The surge in data analysis is based on a belief that inductive analysis will be able to identify new relationships that may not have been previously hypothesized. The danger comes when the analysis is atheoretical. This has been given a name, HARKing (hypothesizing after the results are known).

Data may also be mined for anomalies or risk premiums that may not exist. Data can be tortured until it generates some significance, “p-hacking.” A relationship is found, but only after the fact is explained. From data come stories, not the testing of ideas. Call it meaning without structure.

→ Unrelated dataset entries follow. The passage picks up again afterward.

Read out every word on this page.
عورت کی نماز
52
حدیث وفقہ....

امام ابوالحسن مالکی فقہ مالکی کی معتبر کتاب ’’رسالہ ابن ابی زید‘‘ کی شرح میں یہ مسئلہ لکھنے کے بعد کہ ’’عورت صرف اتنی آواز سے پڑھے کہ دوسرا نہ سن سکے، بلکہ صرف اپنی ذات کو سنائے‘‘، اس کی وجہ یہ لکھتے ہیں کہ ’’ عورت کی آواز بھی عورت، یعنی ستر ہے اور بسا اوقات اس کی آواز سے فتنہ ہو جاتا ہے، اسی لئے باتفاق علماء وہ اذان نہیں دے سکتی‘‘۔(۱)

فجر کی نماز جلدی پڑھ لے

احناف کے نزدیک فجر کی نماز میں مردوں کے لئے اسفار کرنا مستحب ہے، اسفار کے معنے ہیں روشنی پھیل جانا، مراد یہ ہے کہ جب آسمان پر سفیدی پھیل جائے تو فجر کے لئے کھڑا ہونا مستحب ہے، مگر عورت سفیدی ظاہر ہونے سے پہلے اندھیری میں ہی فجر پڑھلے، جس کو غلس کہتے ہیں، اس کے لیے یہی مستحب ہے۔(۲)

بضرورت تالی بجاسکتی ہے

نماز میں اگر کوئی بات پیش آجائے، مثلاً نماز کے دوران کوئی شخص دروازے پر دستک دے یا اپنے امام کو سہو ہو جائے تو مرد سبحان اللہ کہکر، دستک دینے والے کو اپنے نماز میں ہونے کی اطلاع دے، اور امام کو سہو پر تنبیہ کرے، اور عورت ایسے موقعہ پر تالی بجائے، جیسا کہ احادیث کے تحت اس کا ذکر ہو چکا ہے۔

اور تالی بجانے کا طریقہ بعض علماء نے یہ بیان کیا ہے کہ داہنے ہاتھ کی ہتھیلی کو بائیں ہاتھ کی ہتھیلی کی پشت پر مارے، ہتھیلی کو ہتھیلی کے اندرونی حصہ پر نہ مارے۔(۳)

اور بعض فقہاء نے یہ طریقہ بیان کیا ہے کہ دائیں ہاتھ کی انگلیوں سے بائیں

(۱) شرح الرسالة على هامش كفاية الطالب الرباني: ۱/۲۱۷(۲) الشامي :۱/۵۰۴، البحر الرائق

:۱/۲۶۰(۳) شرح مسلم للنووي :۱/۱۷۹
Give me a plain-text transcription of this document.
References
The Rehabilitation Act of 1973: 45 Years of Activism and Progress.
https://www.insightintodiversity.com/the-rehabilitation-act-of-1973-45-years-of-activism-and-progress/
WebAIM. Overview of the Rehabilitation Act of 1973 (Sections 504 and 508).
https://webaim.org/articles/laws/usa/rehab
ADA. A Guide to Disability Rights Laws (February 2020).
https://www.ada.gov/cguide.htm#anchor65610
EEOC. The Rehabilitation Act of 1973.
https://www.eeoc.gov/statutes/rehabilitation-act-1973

Now, we don’t want to put all of these techniques on a trash heap to be ignored, but there is important room for experts and practitioners to guide and interpret what the data mines are producing.

If data suggests a relationship but is not a straightforward story to tell, the relationship should be suspect. Good modeling and data analysis test hypotheses and stories and help understand what could be found in the data. Can there be new surprises in the data? Of course, but those should be the exception no the rule with machine learning.